Finding maximum in array in time of O(log(n))- with some assumptions

Question

I got the following question: Assume you got an array A with n distinguished numbers, and assume you can store the n-elements in new data structure (one that could help you in solving the question below) while saving the that the store time is bounded by O(n). Write an algorithm for a function max (i,j) which will get as input two index i greater then j , and will return as output the maximum between A[i], A[i+1],...,A[j]. max(i,j) should be bounded by O(log(n)).

I thought about binary tree but could not think about a why of how to store the numbers.

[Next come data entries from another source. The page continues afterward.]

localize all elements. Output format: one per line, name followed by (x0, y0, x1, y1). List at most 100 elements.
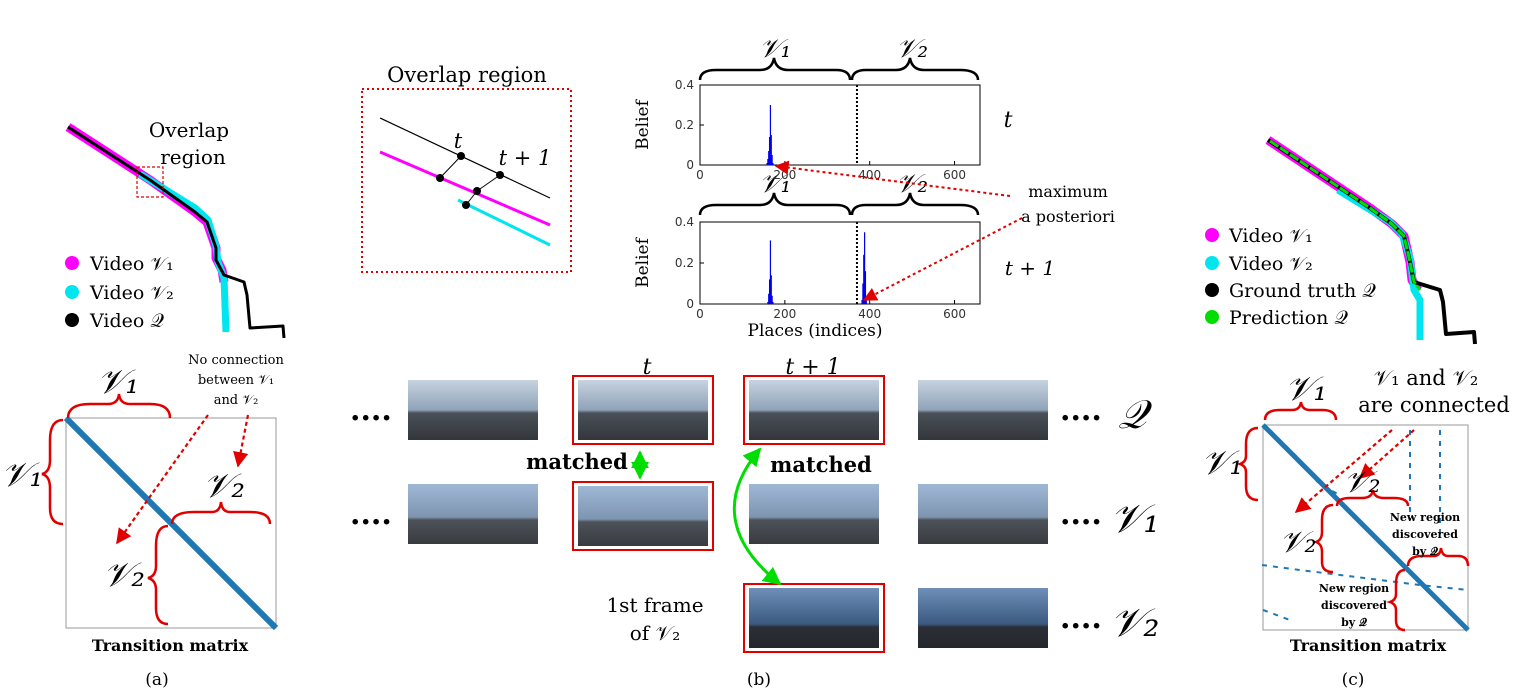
brace-chart2-v2 (850, 192, 980, 216)
chart1-bar-7 (772, 163, 774, 165)
chart2-bar-6 (772, 301, 774, 304)
chart1-xtick-label-1: 200 (773, 168, 796, 182)
zoom-point-t-q (457, 152, 465, 160)
new-region-note-1: New region discovered by 𝒬 (1390, 511, 1460, 558)
chart1-bar-3 (768, 137, 771, 165)
chart1-ytick-label-1: 0.2 (675, 118, 694, 132)
chart1-xtick-label-0: 0 (696, 168, 704, 182)
chart2-xlabel: Places (indices) (748, 321, 883, 341)
chart1-bar-6 (771, 155, 773, 165)
zoom-line-v1 (379, 150, 551, 227)
frame-v1-t-highlight (572, 481, 714, 551)
frame-rows: t t + 1 .... .... 𝒬 .... .... 𝒱₁ (350, 355, 1159, 653)
no-connection-note: No connection between 𝒱₁ and 𝒱₂ (188, 353, 284, 408)
chart1-xtick-label-2: 400 (858, 168, 881, 182)
route-map-c (1265, 136, 1477, 345)
overlap-label-line1: Overlap (149, 118, 229, 142)
first-frame-line1: 1st frame (606, 593, 703, 617)
label-v1-left: 𝒱₁ (1, 455, 43, 495)
legend-a: Video 𝒱₁ Video 𝒱₂ Video 𝒬 (65, 253, 174, 332)
row-v2-label: 𝒱₂ (1110, 600, 1159, 646)
panel-a: Overlap region Video 𝒱₁ Video 𝒱₂ Video 𝒬… (1, 118, 286, 690)
frame-q-t1 (749, 380, 879, 440)
legend-label-v2: Video 𝒱₂ (89, 282, 174, 304)
zoom-label-t1: t + 1 (499, 146, 552, 170)
brace-c-new-top (1406, 547, 1470, 567)
new-region-note-2: New region discovered by 𝒬 (1319, 582, 1389, 629)
chart2-row-label: t + 1 (1005, 256, 1055, 280)
frame-v1-1 (408, 484, 538, 544)
chart2-bar-0 (767, 301, 769, 304)
zoom-point-t1-v1 (473, 187, 481, 195)
belief-charts: 𝒱₁ 𝒱₂ t 𝒱₁ 𝒱₂ t + 1 Places (indices) 00.… (633, 34, 1055, 341)
frame-q-t-highlight (572, 375, 714, 445)
zoom-point-t1-q (496, 171, 504, 179)
chart1-bar-1 (767, 159, 769, 165)
row-q-label: 𝒬 (1118, 392, 1153, 438)
chart2-bar-3 (769, 240, 772, 304)
legend-c-label-v1: Video 𝒱₁ (1228, 225, 1313, 247)
matched-label-t: matched (526, 449, 628, 474)
matrix-caption-a: Transition matrix (92, 636, 249, 655)
label-v2-top: 𝒱₂ (203, 466, 245, 506)
zoom-title: Overlap region (387, 63, 547, 87)
chart2-bar-11 (864, 271, 867, 304)
frame-v2-2 (918, 588, 1048, 648)
legend-marker-q (65, 313, 79, 327)
chart2-bar-7 (861, 299, 863, 304)
chart2-bar-9 (863, 254, 865, 304)
chart1-frame (699, 84, 981, 166)
brace-v2-top (170, 501, 272, 525)
frame-v2-first-highlight (743, 583, 885, 653)
map-arrow-1 (774, 160, 1011, 197)
chart2-xtick-label-3: 600 (943, 307, 966, 321)
legend-c-label-v2: Video 𝒱₂ (1228, 253, 1313, 275)
legend-marker-v2 (65, 285, 79, 299)
chart2-ytick-label-0: 0 (686, 297, 694, 311)
new-region-1-line2: discovered (1392, 528, 1458, 541)
label-c-v2-top: 𝒱₂ (1343, 465, 1380, 500)
legend-label-q: Video 𝒬 (89, 310, 164, 332)
legend-c-label-pred: Prediction 𝒬 (1229, 307, 1348, 329)
label-c-v1-left: 𝒱₁ (1201, 443, 1243, 483)
frame-q-4 (918, 380, 1048, 440)
map-label-line2: a posteriori (1021, 207, 1115, 226)
frame-v1-4 (918, 484, 1048, 544)
brace-c-v2-left (1312, 503, 1334, 574)
overlap-label-line2: region (160, 145, 226, 169)
brace-c-top-v1 (1263, 401, 1338, 421)
legend-label-v1: Video 𝒱₁ (89, 253, 174, 275)
new-region-1-line1: New region (1390, 511, 1460, 524)
row-v1-dots-right: .... (1060, 497, 1102, 532)
panel-b: Overlap region t t + 1 𝒱₁ 𝒱₂ t 𝒱₁ 𝒱₂ t +… (350, 34, 1159, 690)
first-frame-line2: of 𝒱₂ (630, 621, 680, 645)
chart2-bar-2 (768, 279, 771, 304)
chart2-xtick-label-1: 200 (773, 307, 796, 321)
chart1-bar-4 (769, 105, 772, 165)
matrix-diagonal-c (1261, 423, 1470, 632)
panel-label-c: (c) (1342, 670, 1365, 690)
route-map-a (65, 123, 286, 339)
row-q-dots-right: .... (1060, 393, 1102, 428)
brace-c-left-v1 (1236, 426, 1259, 502)
label-v2-left: 𝒱₂ (103, 555, 145, 595)
brace-c-new-left (1386, 568, 1406, 632)
connected-line2: are connected (1358, 393, 1510, 417)
chart1-xtick-label-3: 600 (943, 168, 966, 182)
panel-label-b: (b) (747, 670, 771, 690)
row-v1-label: 𝒱₁ (1110, 496, 1159, 542)
brace-chart2-v1 (698, 192, 852, 216)
chart2-bar-1 (768, 293, 770, 304)
brace-chart1-v2 (850, 57, 980, 81)
chart1-bar-2 (768, 151, 770, 165)
legend-c-marker-gt (1205, 283, 1219, 297)
label-c-v2-left: 𝒱₂ (1279, 525, 1316, 560)
frames-label-t: t (643, 355, 652, 380)
connected-line1: 𝒱₁ and 𝒱₂ (1374, 366, 1479, 390)
note-line1: No connection (188, 353, 284, 368)
overlap-box (136, 166, 164, 198)
chart1-bar-0 (766, 163, 768, 165)
new-region-2-line1: New region (1319, 582, 1389, 595)
chart2-xtick-label-0: 0 (696, 307, 704, 321)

One option that I could thought about that take O(n) store time is creating a 'tournament tree' , but I failed to find an algorithm to max using this kind of data structure.

This is a homework question, but couldn't find the tag for it.

Answer 1

You can solve it using priority queues.

using namespace std;
#include<iostream>
#include<vector>
#include<algorithm>
int deq[100],length=0;
void increase_value(int arr[],int i,int val)
{
    arr[i]=val;
    while(i>1 && arr[i/2]<arr[i])
    {
        int temp=arr[i];
        arr[i]=arr[i/2];
        arr[i/2]=temp;
        i=i/2;
    }
}
void insert_element(int arr[],int val)
{
    length=length+1;
    increase_value(arr,length,val);
}
int main()
{
    int arr[10000];
    int size,lw,up;
    cin>>size;
    for(int i=1;i<=size;i++)
    {
        cin>>arr[i];
    }
    cin>>lw>>up;
    for(int i=lw;i<=up;i++)
    {
        insert_element(deq,arr[i]);
    }
    cout<<deq[1]<<endl;
}

Answer 2

This is the most typical application of segment tree.

Given an array of number, you can build a segment on top of it with O(n) time complexity and perform query on intervals/ranges in O(logn) time.

Some common application example - finding the sum of elements from index i to j where 0 <= i <= j <= n - 1, finding the maximum/minimum of elements from index i to j where 0 <= i <= j <= n - 1 etc.